Marchetto: I thought it was a really important story because having that diagnosis was a transformative experience, and I also thought this isn’t something people really think about, you know? Where are you going in your life, what are you connected to? Are you going to be connected to your cell phone 24/7 like I am now? Instagramming, tweeting, or do you want to have a conversation one-on-one about how you relate to the person you love, how you relate to your friends, all that.

TMS: Yeah, that makes a lot of sense. She’s a gossip columnist, obviously and she sort of decides to be a columnist for good. Do you think there’s something inherently bad about being the kind of person that reports on those things, or does she kind of struggle with how to be that kind of reporter?

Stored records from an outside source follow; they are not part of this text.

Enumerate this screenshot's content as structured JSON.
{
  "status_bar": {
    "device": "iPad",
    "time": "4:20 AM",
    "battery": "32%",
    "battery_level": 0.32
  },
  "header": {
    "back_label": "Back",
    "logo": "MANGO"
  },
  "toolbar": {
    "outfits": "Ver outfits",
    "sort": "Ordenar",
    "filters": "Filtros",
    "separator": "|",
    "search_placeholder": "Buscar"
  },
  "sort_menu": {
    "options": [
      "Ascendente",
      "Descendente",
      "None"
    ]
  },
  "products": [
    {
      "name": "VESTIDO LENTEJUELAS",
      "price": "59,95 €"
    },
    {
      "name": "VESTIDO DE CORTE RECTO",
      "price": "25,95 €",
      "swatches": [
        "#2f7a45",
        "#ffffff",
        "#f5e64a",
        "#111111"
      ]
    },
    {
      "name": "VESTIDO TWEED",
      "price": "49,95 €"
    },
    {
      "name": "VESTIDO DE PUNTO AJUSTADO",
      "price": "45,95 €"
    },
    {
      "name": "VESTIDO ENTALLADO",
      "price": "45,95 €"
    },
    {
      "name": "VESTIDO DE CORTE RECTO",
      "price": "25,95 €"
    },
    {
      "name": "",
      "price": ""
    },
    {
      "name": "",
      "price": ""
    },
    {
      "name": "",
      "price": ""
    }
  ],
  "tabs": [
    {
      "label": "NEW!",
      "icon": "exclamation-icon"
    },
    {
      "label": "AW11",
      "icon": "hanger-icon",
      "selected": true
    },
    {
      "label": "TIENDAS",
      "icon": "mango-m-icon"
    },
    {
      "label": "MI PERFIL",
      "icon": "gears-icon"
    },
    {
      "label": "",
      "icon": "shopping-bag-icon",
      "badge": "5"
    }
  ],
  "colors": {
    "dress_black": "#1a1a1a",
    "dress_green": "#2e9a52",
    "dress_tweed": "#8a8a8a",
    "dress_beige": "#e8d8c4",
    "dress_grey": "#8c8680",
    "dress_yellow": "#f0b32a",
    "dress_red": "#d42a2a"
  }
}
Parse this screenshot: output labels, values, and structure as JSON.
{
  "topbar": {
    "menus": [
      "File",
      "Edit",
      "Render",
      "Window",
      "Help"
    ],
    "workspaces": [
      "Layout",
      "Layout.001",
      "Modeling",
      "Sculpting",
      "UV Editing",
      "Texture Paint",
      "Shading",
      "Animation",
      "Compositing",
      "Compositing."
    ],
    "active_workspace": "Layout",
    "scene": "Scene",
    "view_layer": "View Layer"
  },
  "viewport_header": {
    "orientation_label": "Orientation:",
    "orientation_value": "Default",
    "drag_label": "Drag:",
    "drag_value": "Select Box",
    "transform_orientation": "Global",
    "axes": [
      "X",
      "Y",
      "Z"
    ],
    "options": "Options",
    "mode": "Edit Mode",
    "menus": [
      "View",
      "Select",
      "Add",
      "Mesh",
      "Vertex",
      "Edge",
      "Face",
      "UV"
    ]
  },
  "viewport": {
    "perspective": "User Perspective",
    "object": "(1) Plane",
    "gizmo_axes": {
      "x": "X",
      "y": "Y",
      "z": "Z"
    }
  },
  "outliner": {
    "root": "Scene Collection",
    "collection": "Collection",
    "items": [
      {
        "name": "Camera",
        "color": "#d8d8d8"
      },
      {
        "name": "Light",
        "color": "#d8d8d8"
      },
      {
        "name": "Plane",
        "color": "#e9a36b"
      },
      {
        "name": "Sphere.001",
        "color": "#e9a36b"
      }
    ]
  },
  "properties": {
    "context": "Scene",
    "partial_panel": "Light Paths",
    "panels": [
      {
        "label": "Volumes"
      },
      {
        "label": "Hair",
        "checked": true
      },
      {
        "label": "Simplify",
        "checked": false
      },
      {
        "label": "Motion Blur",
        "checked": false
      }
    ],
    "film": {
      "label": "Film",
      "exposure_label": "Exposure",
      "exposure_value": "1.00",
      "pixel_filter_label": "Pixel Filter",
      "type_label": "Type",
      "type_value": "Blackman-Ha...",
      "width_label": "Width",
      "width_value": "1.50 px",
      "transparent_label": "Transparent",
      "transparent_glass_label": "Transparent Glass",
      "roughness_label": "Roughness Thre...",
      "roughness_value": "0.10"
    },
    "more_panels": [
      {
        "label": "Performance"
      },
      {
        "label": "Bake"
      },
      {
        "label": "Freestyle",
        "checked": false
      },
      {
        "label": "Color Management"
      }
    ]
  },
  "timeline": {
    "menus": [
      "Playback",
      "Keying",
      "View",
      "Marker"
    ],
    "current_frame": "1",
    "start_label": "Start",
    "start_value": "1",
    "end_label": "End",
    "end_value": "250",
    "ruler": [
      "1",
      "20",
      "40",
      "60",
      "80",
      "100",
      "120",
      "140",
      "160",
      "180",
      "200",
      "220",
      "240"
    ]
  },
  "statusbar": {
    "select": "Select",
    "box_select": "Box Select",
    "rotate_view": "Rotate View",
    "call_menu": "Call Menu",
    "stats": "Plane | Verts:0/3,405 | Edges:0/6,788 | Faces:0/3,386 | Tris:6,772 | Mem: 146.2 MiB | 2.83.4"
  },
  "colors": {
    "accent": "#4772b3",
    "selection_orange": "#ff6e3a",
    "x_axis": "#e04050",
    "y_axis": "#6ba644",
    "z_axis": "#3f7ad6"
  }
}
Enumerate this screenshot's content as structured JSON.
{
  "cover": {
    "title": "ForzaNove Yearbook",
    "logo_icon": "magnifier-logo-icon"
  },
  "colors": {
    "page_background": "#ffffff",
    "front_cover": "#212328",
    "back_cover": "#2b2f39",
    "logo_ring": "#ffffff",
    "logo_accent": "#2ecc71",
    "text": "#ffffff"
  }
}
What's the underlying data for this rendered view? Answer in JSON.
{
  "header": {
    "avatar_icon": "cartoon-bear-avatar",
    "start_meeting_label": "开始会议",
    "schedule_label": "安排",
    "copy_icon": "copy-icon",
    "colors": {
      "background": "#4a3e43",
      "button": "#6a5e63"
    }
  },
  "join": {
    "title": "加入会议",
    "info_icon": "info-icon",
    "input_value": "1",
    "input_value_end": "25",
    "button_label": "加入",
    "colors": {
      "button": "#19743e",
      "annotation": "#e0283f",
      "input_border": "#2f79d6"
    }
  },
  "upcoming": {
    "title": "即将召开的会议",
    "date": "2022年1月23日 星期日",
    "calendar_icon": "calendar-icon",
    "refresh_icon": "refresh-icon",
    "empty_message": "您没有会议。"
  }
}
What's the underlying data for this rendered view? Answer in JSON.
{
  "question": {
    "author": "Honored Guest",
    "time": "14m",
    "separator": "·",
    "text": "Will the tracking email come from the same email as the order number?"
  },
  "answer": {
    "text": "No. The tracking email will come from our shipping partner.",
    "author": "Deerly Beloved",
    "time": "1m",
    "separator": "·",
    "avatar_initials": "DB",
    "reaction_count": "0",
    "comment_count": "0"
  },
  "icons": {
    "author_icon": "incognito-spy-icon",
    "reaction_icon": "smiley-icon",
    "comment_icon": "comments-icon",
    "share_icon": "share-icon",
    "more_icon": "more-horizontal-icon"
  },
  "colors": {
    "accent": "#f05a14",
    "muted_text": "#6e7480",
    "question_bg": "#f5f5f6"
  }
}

Marchetto: I think it’s about intention, her intentions weren’t necessarily benevolent, let’s just say that. I mean I know gossip columnists who are amazing people who only want to put the truth out there. I don’t think gossip is bad, actually. I don’t think gossip columns are bad because when they’re written with the right intention they can be by good people.

TMS: This is your graphic novel debut, you illustrate often but this is your first?

Marchetto: Actually, this is my third graphic novel. I mean, you now what? Not a lot of people realize that, but this is my third graphic novel, I wrote my first one twenty years ago at a time when nobody even knew what they were, so the landscape has really changed.

TMS: So how is writing a graphic novel different for you than cartooning or illustrating or straight writing?

Marchetto: This is so much more rewarding and so much harder.

TMS: I find those things usually go hand in hand.

Marchetto: They do. I love the whole craft of graphic novels, I love writing them, I love immersing myself in them. It’s like, it’s weird. When you do it, sometimes the real world just drifts away, and I can’t even have a conversation. I love the immersion, I love the process. It’s cool because when you’re a graphic novelist, you’re the writer, you’re the artist, you’re the set decorator, you’re the script girl, you’re the makeup artist, you know, you do wardrobe…

TMS: It’s your vision.

Marchetto: It’s your vision. And I can’t tell you how many times the director in me wanted to fire the script girl because she got the hair wrong.

TMS: That’s amazing.

Marchetto: Kind of driving me crazy, like “oh my god the script girl needs to be fired then but I need to hire her back because she’s me. It’s me all the time!

TMS: That’s so funny. Do you have any favorite graphic novels of your own?

Marchetto: I love Epileptic, have you seen that one?

TMS: Yeah.

Marchetto: I love that, it’s one of my favorites.

TMS: My last question is, can we expect to be able to see more of Ann?

Marchetto: I hope so, I’m like, obsessed with Ann. I can’t let her go, you know, I’ll go to sleep and be like, “Ann is going to do this.”